A new article highlights concerns from experts that the potential denuclearization of North Korea could exacerbate man-made global warming, largely from coal exports to new markets in Asia.
Easing sanctions would allow North Korea to export coal and provide electricity to its oppressed population, foreign policy experts told E&E News in an article trying to connect the Paris climate accord to negotiations with the Koreans.
However, Daniel Kish of the free-market Institute for Energy Research pointed out North Korea’s communist dictatorship has kept its people poor, and largely without access to electricity, for decades.
Kish said the “climate media” is missing “the forest for the trees.”
“North Koreans reduce carbon dioxide emissions by eating, rather than burning, twigs.
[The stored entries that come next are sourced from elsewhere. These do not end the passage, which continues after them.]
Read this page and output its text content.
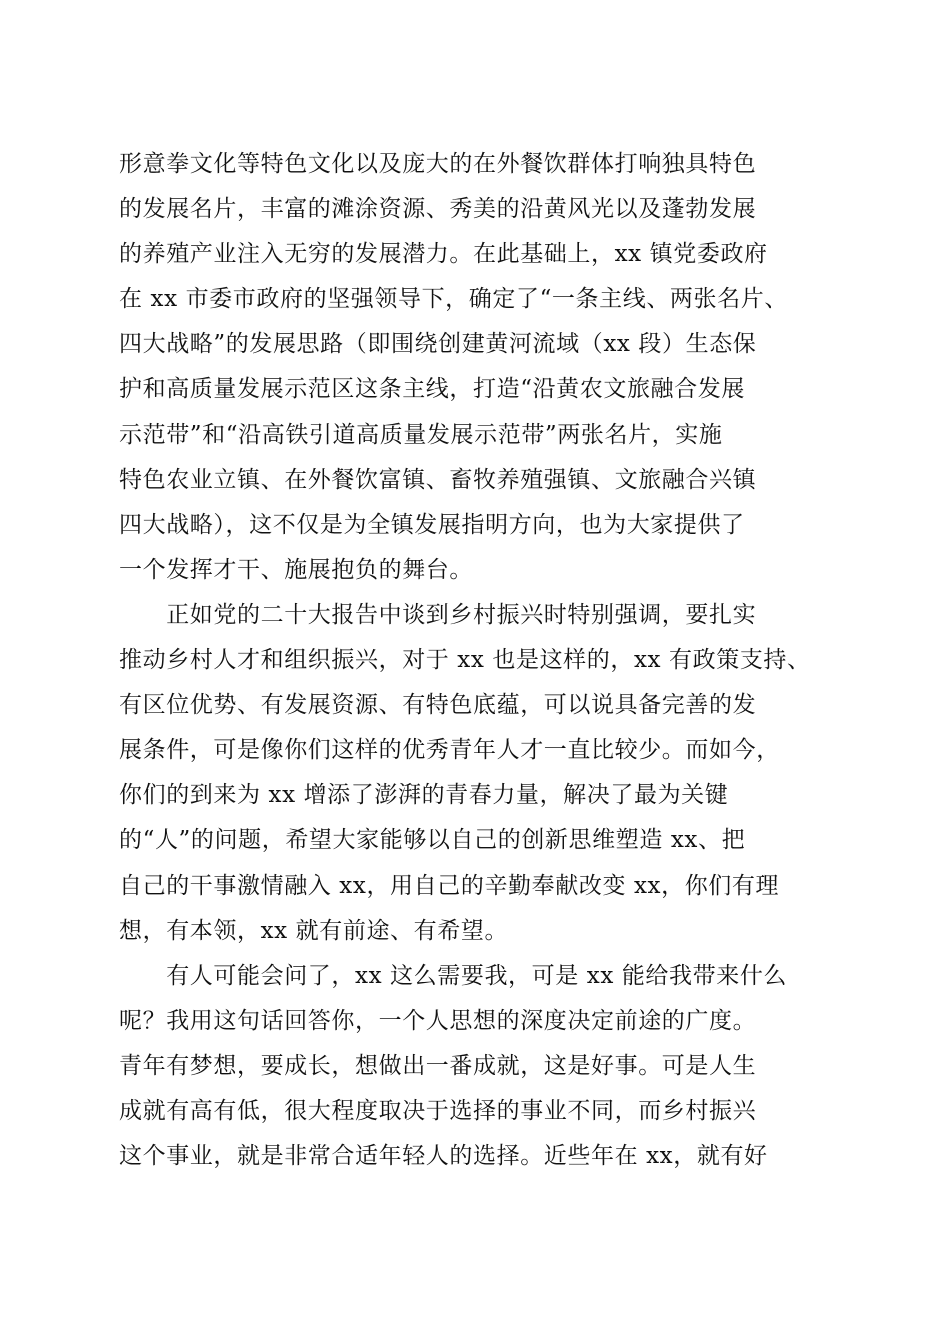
形意拳文化等特色文化以及庞大的在外餐饮群体打响独具特色

的发展名片，丰富的滩涂资源、秀美的沿黄风光以及蓬勃发展

的养殖产业注入无穷的发展潜力。在此基础上，xx 镇党委政府

在 xx 市委市政府的坚强领导下，确定了“一条主线、两张名片、

四大战略”的发展思路（即围绕创建黄河流域（xx 段）生态保

护和高质量发展示范区这条主线，打造“沿黄农文旅融合发展

示范带”和“沿高铁引道高质量发展示范带”两张名片，实施

特色农业立镇、在外餐饮富镇、畜牧养殖强镇、文旅融合兴镇

四大战略），这不仅是为全镇发展指明方向，也为大家提供了

一个发挥才干、施展抱负的舞台。

　　正如党的二十大报告中谈到乡村振兴时特别强调，要扎实

推动乡村人才和组织振兴，对于 xx 也是这样的，xx 有政策支持、

有区位优势、有发展资源、有特色底蕴，可以说具备完善的发

展条件，可是像你们这样的优秀青年人才一直比较少。而如今，

你们的到来为 xx 增添了澎湃的青春力量，解决了最为关键

的“人”的问题，希望大家能够以自己的创新思维塑造 xx、把

自己的干事激情融入 xx，用自己的辛勤奉献改变 xx，你们有理

想，有本领，xx 就有前途、有希望。

　　有人可能会问了，xx 这么需要我，可是 xx 能给我带来什么

呢？我用这句话回答你，一个人思想的深度决定前途的广度。

青年有梦想，要成长，想做出一番成就，这是好事。可是人生

成就有高有低，很大程度取决于选择的事业不同，而乡村振兴

这个事业，就是非常合适年轻人的选择。近些年在 xx，就有好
That’s what central control always ends up doing,” Kish told The Daily Caller News Foundation.
E&E News reported the U.S. and allies could end up electrifying North Korea with coal-fired power to take advantage of the country’s vast reserves of high-quality coal.
But is anyone really worried about the carbon dioxide emissions from increasing North Korea’s standard of living?
“Next we’re going to hear about how Venezuela’s carbon emissions are going down because socialism works so well,” Kish quipped.
North Korea’s communist dictators have kept their people poor for decades, subjecting them to forced labor and suffering through periodic famines.
U.S.-led sanctions have largely kept North Korean coal out of most markets, except for China. That is, until recently, when the United Nations slapped sanctions on North Korean coal exports last year in response to missile tests.
North Korea is heavily reliant on coal exports to fund its oppressive government.
North Korean dictator Kim Jong Un’s regime did sign onto the Paris climate accord with a promise to cut carbon dioxide emissions more than 37 percent, but experts don’t think that will factor into the Trump administration’s denuclearization talks.
Kim Jong Un called Trump’s withdrawing from the Paris accord “the height of egotism,” but Kim’s own pledge is dubious because it’s extremely difficult to verify if North Korea is actually cutting emissions — aside from driving its people further into poverty. Also, North Korea relies on coal exports for revenue.
However, any increase in carbon dioxide emissions from a Korean peace deal would have more to do with the policies of countries accepting coal shipments than with the north.
China’s pledged to “peak” emissions by 2030 as part of the Paris climate accord, meaning emissions will continue to grow for another decade or so. In fact, experts expect China’s emissions to grow 5 percent in 2018 because of a downturn in hydroelectric power from dams.
Japan plans on building 45 new coal-fired power plants to meet its future energy needs. Japan’s coal binge is the result of the country’s turning away from nuclear power in the wake of the Fukushima disaster.